Premio distribuito poi nella misura equivalente per ogni giocatore, in rapporto al denaro investito. Non c’è solo in palio il denaro dei giocatori. C’è una fitta trama di scommesse tra i presenti, tutte rigorosamente illegali. In questa, come in tante altre periferie del mondo, il confine tra lecito e illecito rappresenta una differenza che nessuno può davvero permettersi.

Se vuoi sopravvivere in questo genere di competizioni è meglio che tu sai bravo, davvero bravo. Qui non ci sono medaglie, coriandoli, interviste e coppe. La competizione torna primordiale e proprio per questo è il talento l’unica discriminante. Niente tattiche, niente palestra con attrezzature all’avanguardia. La fabbrica è la loro palestra.

Vincere è un momento di riscatto, l’attimo nel quale quella disperazione si placa o semplicemente smette di gridare così forte. In questo angolo di futuro, incastrato malamente nel presente. Sulle pareti di questo posto si trovano scritte con la vernice più risposte che in un manuale per allenatori o direttori sportivi.

Quando sei con le spalle al muro, quando non hai nulla, nemmeno un posto in cui tornare puoi solo andare avanti. Perché il rischio dell’ignoto è una minaccia che spaventa meno della povertà.

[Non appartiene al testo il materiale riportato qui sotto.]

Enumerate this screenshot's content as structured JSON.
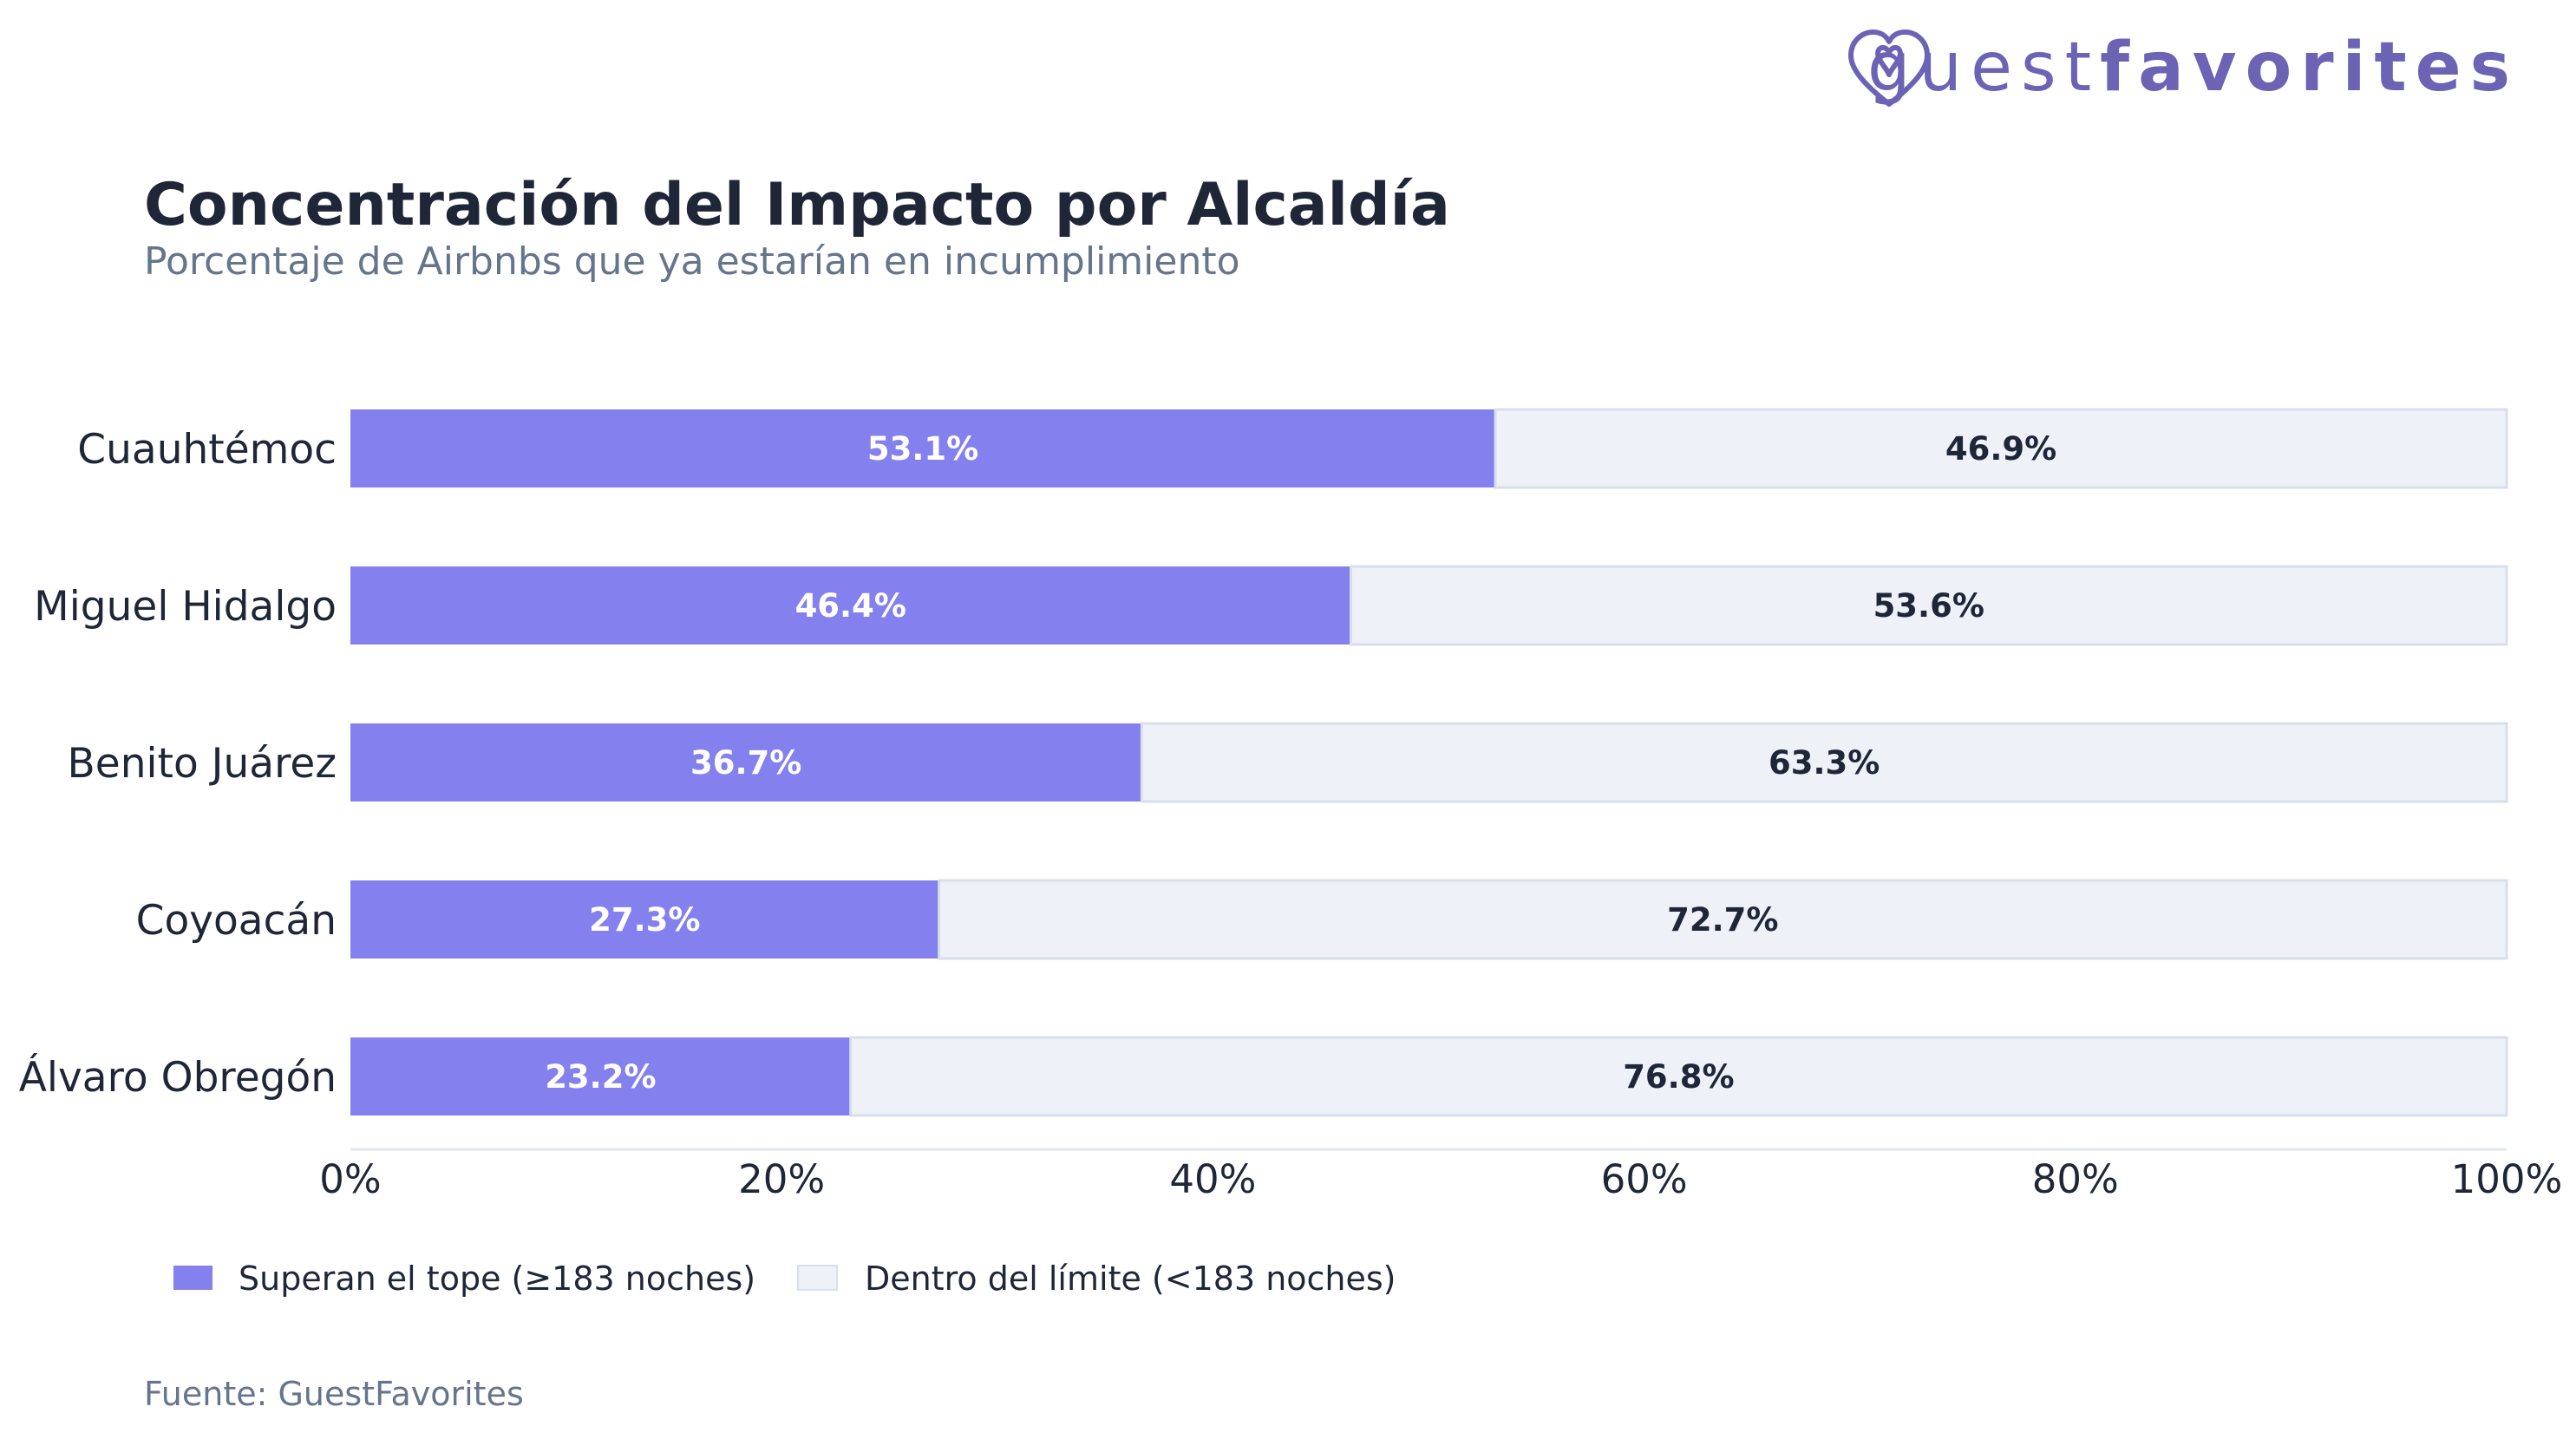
{
  "logo": {
    "text_light": "guest",
    "text_bold": "favorites",
    "color": "#6c63b5"
  },
  "colors": {
    "exceed": "#8480ee",
    "within": "#eef2f8",
    "within_border": "#d8dfea",
    "title": "#1e2638",
    "subtitle": "#65758b",
    "axis": "#e2e8f0",
    "label_dark": "#1e2638",
    "label_light": "#ffffff"
  },
  "chart_data": {
    "type": "bar",
    "orientation": "horizontal",
    "stacked": true,
    "title": "Concentración del Impacto por Alcaldía",
    "subtitle": "Porcentaje de Airbnbs que ya estarían en incumplimiento",
    "categories": [
      "Cuauhtémoc",
      "Miguel Hidalgo",
      "Benito Juárez",
      "Coyoacán",
      "Álvaro Obregón"
    ],
    "series": [
      {
        "name": "Superan el tope (≥183 noches)",
        "values": [
          53.1,
          46.4,
          36.7,
          27.3,
          23.2
        ],
        "labels": [
          "53.1%",
          "46.4%",
          "36.7%",
          "27.3%",
          "23.2%"
        ]
      },
      {
        "name": "Dentro del límite (<183 noches)",
        "values": [
          46.9,
          53.6,
          63.3,
          72.7,
          76.8
        ],
        "labels": [
          "46.9%",
          "53.6%",
          "63.3%",
          "72.7%",
          "76.8%"
        ]
      }
    ],
    "xlim": [
      0,
      100
    ],
    "xticks": [
      "0%",
      "20%",
      "40%",
      "60%",
      "80%",
      "100%"
    ],
    "grid": false,
    "legend_position": "bottom-left",
    "source": "Fuente: GuestFavorites"
  }
}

Tra quei muri, s’è fermato più talento di quanto noi ne potremmo mai produrre nelle linde scuole calcio, fatte di diagonali e schemi.

Ancora una volta sono gli ultimi ad essere la salvezza anche sportiva di quelli che si trovano in vetta, quelli in fondo al treno sono la speranza di quelli che occupano le carrozze di testa. Si, come in Le Transperceneige, la graphic novel francese che racconta d’un futuro che forse stiamo già vivendo.